Prestação da casa baixa mais de 100 euros em outubro: saiba quanto vai pagar a menos pelo seu crédito à habitação

Nuno Rico, especialista da DECO PROteste, falou em exclusivo à ‘Executive Digest’ e salientou descida generalizada nas três maturidades dos contratos de crédito habitação

Francisco Laranjeira

Outubro vai ser um mês de um ‘suspiro de alívio’ pronunciado para muitas famílias portuguesas no momento de entregar a prestação ao banco relativa ao crédito habitação, em linha do que tem sucedido nos últimos meses, embora de forma bem mais expressiva: quem tiver o seu contrato revisto no próximo mês, vai sentir uma redução substancial na transferência mensal para a entidade bancária.

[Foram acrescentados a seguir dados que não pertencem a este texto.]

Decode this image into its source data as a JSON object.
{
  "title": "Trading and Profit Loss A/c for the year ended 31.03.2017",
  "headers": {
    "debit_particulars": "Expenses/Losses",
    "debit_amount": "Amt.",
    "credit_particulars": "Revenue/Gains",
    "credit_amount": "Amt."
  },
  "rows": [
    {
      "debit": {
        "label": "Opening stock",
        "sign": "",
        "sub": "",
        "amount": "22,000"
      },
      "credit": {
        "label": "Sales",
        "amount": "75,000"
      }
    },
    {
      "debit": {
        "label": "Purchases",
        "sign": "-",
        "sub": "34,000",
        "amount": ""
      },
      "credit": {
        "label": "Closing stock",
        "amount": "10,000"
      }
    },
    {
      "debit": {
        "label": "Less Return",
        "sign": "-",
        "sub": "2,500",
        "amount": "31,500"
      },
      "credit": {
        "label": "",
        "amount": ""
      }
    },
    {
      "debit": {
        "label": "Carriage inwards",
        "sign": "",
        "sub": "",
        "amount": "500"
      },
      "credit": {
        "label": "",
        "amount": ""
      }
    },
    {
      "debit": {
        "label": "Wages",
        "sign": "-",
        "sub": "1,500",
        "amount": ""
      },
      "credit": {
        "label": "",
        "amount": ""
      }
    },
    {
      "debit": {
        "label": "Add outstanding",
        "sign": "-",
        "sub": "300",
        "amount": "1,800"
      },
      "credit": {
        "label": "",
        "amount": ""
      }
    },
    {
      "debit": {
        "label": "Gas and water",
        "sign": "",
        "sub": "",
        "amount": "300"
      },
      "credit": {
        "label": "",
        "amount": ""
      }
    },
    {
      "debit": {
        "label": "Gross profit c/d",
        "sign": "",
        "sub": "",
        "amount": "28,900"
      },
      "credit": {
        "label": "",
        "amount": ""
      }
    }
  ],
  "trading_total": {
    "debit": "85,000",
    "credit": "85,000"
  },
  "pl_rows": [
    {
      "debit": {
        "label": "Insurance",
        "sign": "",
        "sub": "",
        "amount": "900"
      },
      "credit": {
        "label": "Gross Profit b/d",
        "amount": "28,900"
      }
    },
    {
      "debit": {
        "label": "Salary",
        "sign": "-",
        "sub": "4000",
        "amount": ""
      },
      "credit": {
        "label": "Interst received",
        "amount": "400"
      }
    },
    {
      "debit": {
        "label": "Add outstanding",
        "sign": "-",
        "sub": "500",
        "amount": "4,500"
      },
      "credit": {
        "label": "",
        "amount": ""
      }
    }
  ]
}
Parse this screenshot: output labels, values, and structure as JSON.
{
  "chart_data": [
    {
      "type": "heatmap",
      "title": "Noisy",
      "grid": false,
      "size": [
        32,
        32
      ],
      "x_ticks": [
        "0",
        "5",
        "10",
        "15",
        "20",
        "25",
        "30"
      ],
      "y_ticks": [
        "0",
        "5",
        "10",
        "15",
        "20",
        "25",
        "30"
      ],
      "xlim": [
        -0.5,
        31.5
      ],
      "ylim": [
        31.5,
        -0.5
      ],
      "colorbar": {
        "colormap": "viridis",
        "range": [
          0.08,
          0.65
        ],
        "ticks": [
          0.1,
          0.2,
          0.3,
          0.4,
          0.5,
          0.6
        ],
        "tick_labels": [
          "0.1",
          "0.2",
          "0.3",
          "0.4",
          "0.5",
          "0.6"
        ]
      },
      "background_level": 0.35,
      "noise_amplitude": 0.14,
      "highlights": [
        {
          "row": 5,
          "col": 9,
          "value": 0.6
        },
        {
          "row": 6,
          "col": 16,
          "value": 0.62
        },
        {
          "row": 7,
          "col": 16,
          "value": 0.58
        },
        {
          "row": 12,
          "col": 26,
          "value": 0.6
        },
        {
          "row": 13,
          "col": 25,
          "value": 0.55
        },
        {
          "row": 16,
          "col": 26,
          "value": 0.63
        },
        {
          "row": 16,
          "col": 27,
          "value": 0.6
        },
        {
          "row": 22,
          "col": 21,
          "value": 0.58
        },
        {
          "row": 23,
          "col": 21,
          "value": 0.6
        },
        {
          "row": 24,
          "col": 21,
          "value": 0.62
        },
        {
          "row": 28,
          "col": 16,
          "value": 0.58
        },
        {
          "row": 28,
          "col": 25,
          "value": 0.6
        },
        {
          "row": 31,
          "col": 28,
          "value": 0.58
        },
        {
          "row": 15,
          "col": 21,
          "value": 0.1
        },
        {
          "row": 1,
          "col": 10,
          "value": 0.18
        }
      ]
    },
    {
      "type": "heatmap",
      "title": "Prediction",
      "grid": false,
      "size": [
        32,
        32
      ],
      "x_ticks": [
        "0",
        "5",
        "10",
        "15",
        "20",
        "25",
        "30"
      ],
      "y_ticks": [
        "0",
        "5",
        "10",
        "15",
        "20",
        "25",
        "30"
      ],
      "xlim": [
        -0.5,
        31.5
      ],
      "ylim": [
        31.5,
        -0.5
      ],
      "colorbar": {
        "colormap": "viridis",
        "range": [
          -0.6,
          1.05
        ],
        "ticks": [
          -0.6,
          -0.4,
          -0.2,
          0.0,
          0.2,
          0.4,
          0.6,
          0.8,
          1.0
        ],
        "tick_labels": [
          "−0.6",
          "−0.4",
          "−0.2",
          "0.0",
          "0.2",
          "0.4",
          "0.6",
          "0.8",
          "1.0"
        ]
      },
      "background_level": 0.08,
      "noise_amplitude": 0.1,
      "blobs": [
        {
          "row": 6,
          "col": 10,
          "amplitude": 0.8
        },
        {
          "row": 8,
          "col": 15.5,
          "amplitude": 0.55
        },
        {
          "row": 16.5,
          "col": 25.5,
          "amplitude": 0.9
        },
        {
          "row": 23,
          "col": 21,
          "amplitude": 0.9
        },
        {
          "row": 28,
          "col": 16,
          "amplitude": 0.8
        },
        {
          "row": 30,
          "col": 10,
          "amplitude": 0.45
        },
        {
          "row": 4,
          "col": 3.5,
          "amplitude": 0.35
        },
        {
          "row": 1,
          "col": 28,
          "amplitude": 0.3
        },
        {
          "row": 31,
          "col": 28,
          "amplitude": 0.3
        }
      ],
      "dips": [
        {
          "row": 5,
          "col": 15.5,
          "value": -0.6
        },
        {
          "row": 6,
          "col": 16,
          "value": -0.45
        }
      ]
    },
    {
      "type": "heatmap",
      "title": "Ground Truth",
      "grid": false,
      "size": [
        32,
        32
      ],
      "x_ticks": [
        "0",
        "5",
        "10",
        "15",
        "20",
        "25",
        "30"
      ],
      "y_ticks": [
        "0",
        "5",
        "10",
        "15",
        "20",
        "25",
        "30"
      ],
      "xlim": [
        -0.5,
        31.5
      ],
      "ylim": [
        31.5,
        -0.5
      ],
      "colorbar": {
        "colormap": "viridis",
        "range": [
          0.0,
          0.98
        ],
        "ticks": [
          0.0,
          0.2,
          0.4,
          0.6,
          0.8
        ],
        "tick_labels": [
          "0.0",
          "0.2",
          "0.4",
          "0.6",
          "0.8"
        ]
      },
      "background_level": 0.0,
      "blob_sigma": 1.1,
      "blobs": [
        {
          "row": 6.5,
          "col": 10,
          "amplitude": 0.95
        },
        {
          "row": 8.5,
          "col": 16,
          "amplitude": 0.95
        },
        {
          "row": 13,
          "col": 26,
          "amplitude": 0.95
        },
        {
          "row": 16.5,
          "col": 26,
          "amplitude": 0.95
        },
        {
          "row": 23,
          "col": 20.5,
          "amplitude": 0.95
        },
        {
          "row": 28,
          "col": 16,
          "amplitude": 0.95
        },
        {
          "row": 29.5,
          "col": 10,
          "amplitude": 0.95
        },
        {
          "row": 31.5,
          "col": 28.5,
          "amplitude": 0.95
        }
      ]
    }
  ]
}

Os maiores ‘beneficiários’ desta descida serão os que têm um contrato com Euribor a 12 meses, cuja taxa “baixou dos 3% pela primeira vez desde dezembro de 2022”, revelou Nuno Rico, especialista da DECO PROteste, em exclusivo à ‘Executive Digest’.



“Tudo indica que esta tendência de descida se vai manter nos próximos tempos, pela evolução das taxas”, apontou o especialista, que no entanto salientou o “equilíbrio frágil” da conjuntura internacional que poderá inverter os dados.

“É muito provável que em dezembro possa haver nova mexida das taxas de juro do BCE. No final deste ano, é possível que estejamos a trabalhar em valores na ordem dos 3%, em particular na Euribor a 6 meses, a mais utilizada. E depois, mantendo-se esta conjuntura, poderá estar no final de 2025 entre 2 e 2,5%”, referiu Nuno Rico. “A descida vai continuar, não vai ser tão rápida quanto a subida, mas tem vindo a acontecer paulatinamente, com mais incidência nos últimos dois meses”.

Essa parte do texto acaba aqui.